Anna Bravo se n’è andata. Anna è stata salutata il 10 dicembre a Torino, da numerose amiche e amici. Hanno portato un breve affettuoso saluto il compagno di una vita Franco Carrer, l’amica Franca Manuele e Fabio Levi. A seguire, ripubblichiamo un’intervista che le facemmo nel 1995.

Il ricordo di Franca Manuele
Ciao Anna / La canzone che ti accompagna è quella che cantavi / così noi siamo incollate alla tua voce e al tempo giovane di allora / Raccontami qualcosa di bello, mi dicevi quando la sera, tardi, ci sentivamo: / Tu prima di metterti a lavorare, io prima di andare a dormire / Oggi, di bello c’è che siamo tutte tutti qui con te. Quelle che non hanno potuto raggiungerti e quelli che ci sono con la mente e il cuore. / Questa sala è molto affollata. Ma incredula della tua morte. / Quando abbiamo parlato della nostra morte l’abbiamo fatto con pudore. / Solo poco tempo fa, quando ti ho detto che Non potevi fare scherzi, che per te c’era ancora tempo / Mi hai risposto, ridendo / Vietato morire? / Era da te. Vietato vietare / Dai venti agli ottanta / hai guardato il mondo / Con occhi giovani / Al femminile, / Gli occhi della storica / Della femminista / Della militante. / Hai scrutato il presente alla ricerca di una speranza. / Da due anni, dopo La conta dei salvati, / Hai puntigliosamente letto giornali, riviste, / alla ricerca di fatti, notizie di  cronaca che riguardassero le persone buone, che con gesti, corpo e voce avevano interrotto la violenza, sospeso la sofferenza delle vittime, degli inermi. / I giusti, oggi. / Giusti che se salvano uno salvano tutti. / Il filo rosso della storia del presente,/ Per te. / E tante altre cose.

Il ricordo di Fabio Levi
Anche noi, cui pure non piacciono capi e re, avevamo la nostra regina. La regina di un paese senza sudditi, un paese che tutti insieme abbiamo cercato, e ora continueremo a cercare più soli di prima. Anna era bella e indomita come una regina; con la sua intelligenza piena di passioni, la sua voce roca che cantava Brassens, e i suoi capricci deliziosi.
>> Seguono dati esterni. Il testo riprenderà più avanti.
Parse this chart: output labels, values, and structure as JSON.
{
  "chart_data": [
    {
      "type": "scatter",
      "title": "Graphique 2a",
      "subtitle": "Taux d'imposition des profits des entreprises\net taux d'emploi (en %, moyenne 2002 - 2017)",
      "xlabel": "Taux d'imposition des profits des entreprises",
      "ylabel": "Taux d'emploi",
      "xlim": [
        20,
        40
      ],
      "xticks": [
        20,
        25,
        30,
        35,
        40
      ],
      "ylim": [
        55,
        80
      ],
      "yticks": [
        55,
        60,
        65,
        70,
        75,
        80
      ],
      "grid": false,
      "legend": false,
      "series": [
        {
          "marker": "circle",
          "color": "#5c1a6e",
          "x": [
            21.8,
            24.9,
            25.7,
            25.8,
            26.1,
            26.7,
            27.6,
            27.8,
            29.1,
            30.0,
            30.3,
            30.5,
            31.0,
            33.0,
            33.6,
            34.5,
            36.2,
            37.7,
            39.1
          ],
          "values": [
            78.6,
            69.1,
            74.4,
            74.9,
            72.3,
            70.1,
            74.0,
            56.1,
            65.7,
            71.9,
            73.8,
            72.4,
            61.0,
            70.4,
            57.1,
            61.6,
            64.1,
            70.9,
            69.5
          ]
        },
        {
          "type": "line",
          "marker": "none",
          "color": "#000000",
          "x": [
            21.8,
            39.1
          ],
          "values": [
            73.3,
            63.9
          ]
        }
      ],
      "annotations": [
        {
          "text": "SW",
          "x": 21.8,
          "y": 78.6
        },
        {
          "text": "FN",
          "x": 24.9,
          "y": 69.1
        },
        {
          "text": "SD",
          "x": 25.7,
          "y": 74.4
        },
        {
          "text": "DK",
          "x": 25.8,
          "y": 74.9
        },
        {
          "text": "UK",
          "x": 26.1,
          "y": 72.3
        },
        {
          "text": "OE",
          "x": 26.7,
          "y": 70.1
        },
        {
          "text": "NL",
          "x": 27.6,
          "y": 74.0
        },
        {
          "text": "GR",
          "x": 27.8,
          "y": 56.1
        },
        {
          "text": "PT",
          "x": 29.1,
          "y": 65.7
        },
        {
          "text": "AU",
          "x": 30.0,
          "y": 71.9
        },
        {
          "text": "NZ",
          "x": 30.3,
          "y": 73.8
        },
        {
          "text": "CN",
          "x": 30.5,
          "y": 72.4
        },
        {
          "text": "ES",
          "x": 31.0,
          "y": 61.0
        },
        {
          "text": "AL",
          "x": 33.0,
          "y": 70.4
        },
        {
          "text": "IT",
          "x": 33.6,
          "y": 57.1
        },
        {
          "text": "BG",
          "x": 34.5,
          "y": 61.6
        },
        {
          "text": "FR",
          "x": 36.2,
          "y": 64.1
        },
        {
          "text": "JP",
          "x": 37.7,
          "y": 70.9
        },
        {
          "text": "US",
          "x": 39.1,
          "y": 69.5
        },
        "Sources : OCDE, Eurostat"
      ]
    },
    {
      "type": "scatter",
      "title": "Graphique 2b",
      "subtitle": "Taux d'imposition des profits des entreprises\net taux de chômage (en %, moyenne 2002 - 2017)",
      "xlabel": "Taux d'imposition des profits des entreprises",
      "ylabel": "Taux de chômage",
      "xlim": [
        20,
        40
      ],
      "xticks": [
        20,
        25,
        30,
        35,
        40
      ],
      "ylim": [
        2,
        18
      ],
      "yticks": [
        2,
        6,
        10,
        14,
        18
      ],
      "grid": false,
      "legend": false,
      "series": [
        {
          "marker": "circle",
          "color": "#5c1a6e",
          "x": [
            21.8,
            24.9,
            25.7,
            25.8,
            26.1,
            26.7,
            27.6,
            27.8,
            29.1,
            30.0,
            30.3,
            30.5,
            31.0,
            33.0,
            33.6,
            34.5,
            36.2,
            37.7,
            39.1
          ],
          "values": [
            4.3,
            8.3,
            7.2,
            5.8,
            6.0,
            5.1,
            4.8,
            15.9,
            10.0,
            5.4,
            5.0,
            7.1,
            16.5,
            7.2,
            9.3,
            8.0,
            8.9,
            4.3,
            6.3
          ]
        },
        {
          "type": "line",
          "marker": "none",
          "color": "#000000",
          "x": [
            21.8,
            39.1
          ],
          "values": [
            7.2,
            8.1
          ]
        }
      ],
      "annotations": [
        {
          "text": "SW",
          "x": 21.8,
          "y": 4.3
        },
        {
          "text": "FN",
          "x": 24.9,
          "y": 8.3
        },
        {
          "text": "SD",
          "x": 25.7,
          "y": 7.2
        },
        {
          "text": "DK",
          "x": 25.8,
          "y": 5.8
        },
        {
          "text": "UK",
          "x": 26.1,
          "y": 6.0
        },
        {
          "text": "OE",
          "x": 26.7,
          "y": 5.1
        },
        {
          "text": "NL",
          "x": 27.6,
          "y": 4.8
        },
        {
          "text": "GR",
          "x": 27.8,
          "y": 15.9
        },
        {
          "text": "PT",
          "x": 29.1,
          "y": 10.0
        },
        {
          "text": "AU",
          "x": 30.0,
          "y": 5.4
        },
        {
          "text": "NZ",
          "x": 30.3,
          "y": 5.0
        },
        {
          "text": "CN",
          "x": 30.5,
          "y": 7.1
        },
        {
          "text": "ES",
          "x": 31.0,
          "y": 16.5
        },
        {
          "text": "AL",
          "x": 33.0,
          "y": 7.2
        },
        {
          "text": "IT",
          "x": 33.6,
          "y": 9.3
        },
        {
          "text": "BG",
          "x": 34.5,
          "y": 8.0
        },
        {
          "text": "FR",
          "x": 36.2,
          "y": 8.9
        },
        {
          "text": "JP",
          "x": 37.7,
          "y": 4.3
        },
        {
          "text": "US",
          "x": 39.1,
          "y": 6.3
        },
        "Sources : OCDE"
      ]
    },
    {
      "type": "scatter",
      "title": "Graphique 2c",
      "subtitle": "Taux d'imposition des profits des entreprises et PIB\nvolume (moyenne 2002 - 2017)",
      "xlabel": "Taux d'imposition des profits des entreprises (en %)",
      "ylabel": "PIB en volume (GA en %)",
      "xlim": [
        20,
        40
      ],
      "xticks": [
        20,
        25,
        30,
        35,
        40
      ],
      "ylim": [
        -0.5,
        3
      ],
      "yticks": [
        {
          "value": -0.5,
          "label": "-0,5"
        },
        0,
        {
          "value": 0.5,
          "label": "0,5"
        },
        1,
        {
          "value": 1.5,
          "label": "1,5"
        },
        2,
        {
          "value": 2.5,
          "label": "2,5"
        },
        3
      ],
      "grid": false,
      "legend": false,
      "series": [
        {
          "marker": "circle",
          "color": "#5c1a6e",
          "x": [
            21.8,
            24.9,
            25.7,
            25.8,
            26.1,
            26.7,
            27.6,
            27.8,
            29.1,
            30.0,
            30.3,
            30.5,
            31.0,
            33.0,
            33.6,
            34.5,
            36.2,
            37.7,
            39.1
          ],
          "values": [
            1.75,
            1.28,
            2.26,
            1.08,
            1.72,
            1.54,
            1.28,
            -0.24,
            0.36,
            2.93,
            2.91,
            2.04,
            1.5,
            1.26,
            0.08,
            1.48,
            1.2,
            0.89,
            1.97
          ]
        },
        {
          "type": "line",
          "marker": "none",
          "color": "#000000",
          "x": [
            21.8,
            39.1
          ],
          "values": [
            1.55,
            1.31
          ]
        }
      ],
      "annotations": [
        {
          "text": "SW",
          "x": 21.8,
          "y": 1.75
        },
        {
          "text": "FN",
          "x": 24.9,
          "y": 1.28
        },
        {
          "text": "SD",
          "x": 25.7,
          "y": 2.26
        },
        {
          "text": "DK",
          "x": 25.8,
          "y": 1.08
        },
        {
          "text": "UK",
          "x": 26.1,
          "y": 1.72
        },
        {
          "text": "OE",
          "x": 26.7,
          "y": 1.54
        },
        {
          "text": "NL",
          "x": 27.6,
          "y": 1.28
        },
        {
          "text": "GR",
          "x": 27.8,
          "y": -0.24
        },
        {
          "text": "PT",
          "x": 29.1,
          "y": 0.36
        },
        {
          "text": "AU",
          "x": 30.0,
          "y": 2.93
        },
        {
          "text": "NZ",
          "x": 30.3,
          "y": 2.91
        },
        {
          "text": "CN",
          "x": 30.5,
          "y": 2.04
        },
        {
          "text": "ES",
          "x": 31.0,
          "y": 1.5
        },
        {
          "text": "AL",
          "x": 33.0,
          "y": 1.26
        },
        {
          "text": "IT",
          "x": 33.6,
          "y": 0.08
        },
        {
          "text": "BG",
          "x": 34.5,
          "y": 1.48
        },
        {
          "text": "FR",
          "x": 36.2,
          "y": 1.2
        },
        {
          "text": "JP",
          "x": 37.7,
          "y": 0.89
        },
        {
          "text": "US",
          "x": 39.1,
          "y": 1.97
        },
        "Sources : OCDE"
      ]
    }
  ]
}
In un attimo ci è stata portata via. E quell’attimo ha sigillato in un lampo i tanti e tanti anni di consuetudine, di affetto e di ammirazione. Più grande di noi che ci affacciavamo al mondo nel ’68, era fra quelli che già prima avevano coltivato una vita più libera. Non ha esitato dunque neppure un momento a vivere appieno quella stagione straordinaria. E quando è sembrato che, per condurre la lotta continua, fosse necessaria una maggiore disciplina, Anna l’ha accettata, ma senza mai smettere di mordere il freno. Per sentirsi nuovamente se stessa nei lunghi anni in cui ha scelto, fino alla fine, di fare proprio il punto di vista delle donne e guardarsi intorno con nuova e intransigente lucidità.
Per Anna la consapevolezza di quanto fosse stridente, doloroso e ogni volta diverso lo scontro fra la libertà dei singoli e il potere, era la bussola che orientava il suo sguardo anche sul passato. Quando ha raccolto, con grande perizia critica, le storie della Resistenza o i racconti degli ex deportati. Quando ha ascoltato le donne che avevano accudito i giovani militari abbandonati a se stessi dopo l’8 settembre, o si è avventurata per i difficili sentieri della zona grigia in Lager. Anna ha scritto fra gli altri due libri che hanno lasciato un’impronta di lei non soltanto come studiosa, sulla ricchezza del ’68 e sulla necessità della nonviolenza: A colpi di cuore e La conta dei salvati. Due titoli di cui era orgogliosa, perché non si sarebbe potuto dire meglio per rappresentare lo spirito che l’animava.
Forse molti di voi lo sanno già. Anna preferiva lavorare di notte e al mattino riposare. Proviamo a pensare che, d’ora in avanti, il suo possa essere il riposo di un lungo e sereno mattino.